Satellite image data
Landsat
To obtain LST data at the respective vegetation parcels that were studied (see ‘Study sites and experimental design’), as well as VI values at high spatial resolution, Level-2 Science Product (L2SP) Landsat-8 Operational Land Imager (OLI)_TIRS and Landsat-9 OLI_TIRS-2 images of the study area (path 172, row 078) were downloaded from the United States Geological Survey (USGS) site EarthExplorer®. The L2SP images had atmospheric and geometric corrections and were in the Universal Transverse Mercator (UTM) projection (zone 35 South), and WGS 84 (World Geodetic System 1984) datum. There were 45 (8 days apart) image dates for the study area in 2023 (Table 1), consisting of 23 Landsat-8 and 22 Landsat-9 acquisitions.
MODIS
To detect the SOS, EOS, and peak vigour dates more accurately at the respective vegetation parcels that were studied (see Sect. 2.2), the high temporal frequency MOD13Q1 version 6.1 (v6.1) vegetation index images (Didan 2021) were downloaded from the LPDAAC (Land Processes Distributed Active Archive Center). These Terra MODIS VI data were generated every 16 days at a spatial resolution of 250 m. Included in the MOD13Q1 v6.1 product were NDVI and EVI images. Images of the calendar year period from January to December 2023 were downloaded. The algorithm that generated the VI data chose the best available pixel value from all the acquisitions from the 16-day period (Didan 2021).
Weather station data
For use in interpreting the changes in VI values and LST from the image data, rainfall and temperature data for the period from 1 January to 31 December 2023 were obtained from the South African Weather Service (SAWS). The ideal would have been rainfall and temperature data at each of the vegetation parcels. However, there were no weather stations at the sites. Therefore, the data recorded at the main weather station at Mahikeng International Airport, approximately 10 km northwest of the Mahikeng CBD (Fig. 1b), were used. The data consisted of daily total rainfall, daily minimum air temperature (usually attained between midnight and dawn on a given calendar date), and daily maximum air temperature (usually attained between noon and sunset on a given calendar date).
Image processing
Pre-processing of Landsat data
Out of the 45 image dates (Table 1), only 28 (14 Landst-8, 14 Landsat-9) images had no cloud cover over the study sites. On the 24 February Landsat-8 image, a cloud obscured the wetland parcel, but the other study sites were not covered by clouds. This image was used for the analysis despite the omission of the wetland parcel, to add to the 28 cloud-free images. Therefore, only 29 Landsat image dates were used for further analysis, due to cloud cover problems (mainly during the January-April and November–December rainy season periods).
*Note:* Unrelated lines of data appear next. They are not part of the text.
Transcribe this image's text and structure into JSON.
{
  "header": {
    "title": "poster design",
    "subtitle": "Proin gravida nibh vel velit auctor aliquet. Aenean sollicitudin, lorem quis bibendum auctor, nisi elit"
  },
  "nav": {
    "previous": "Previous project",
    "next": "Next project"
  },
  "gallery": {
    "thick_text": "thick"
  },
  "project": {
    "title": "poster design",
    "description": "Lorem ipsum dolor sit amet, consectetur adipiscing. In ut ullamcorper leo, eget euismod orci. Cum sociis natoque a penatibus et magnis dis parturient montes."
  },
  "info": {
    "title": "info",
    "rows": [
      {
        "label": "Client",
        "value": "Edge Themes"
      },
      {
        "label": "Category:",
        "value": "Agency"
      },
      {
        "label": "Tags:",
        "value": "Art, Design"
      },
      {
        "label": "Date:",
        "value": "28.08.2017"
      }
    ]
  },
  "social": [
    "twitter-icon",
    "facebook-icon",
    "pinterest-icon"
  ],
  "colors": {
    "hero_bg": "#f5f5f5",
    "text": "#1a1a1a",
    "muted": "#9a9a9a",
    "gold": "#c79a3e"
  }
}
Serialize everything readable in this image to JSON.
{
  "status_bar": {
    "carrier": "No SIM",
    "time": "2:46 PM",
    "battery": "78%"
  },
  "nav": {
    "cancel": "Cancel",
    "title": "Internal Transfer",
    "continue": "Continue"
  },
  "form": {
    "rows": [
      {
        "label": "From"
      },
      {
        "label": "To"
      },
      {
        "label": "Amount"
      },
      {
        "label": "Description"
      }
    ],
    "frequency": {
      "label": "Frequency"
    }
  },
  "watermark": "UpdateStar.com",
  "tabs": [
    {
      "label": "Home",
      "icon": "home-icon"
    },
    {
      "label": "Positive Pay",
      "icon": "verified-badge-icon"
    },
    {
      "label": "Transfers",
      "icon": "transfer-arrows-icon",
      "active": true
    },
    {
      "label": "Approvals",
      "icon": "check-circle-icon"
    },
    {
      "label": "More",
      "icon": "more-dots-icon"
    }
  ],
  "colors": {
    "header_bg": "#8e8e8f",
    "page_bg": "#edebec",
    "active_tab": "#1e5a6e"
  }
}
LST values were retrieved using ERDAS Imagine 2022®, from the TIRS/TIRS-2 band 10 (B10) that was supplied in each of the 29 images that were downloaded. This was accomplished by multiplying the unsigned 16-bit integer digital number (DN) values by the B10 surface temperature (ST) multiplication parameter (0.00341802), and then adding the addition parameter (149.0) supplied in the metadata. This process yielded temperature values in Kelvins (K), which were converted to °C by subtracting 273.15 from each temperature. To retrieve the reflectance (ρ) values from the unsigned 16-bit integer values, the pixel DN values of the nonthermal bands were multiplied by the surface reflectance (SR) scale factor (0.0000275), and then the offset (+ -0.2) value was added to each value. These values were supplied in the metadata. VI values were then computed from the ρ images using Eq. (1) – Eq. (3), with the following band specifications: ρBlue as OLI band 2 (B2), ρRed as OLI B4, and ρNIR as OLI B5. The goal of using VI values was merely to derive the dates of vegetation phenology events, as opposed to determining the optimal VI. Having been developed and optimized for MODIS bands (Huete et al. 2002), the EVI did not perform well with the OLI bands and was, therefore, not employed further. Therefore, the NDVI and one VI with an improvement over the NDVI, the SAVI, were used.
Using the respective shapefiles of their boundary polygons, the vegetation parcels were then extracted from each LST and VI image using image sub-setting procedures. Summary LST and VI statistics from the extracted pixels were then derived for use in graphing and statistical test analyses (see Sect. 2.5).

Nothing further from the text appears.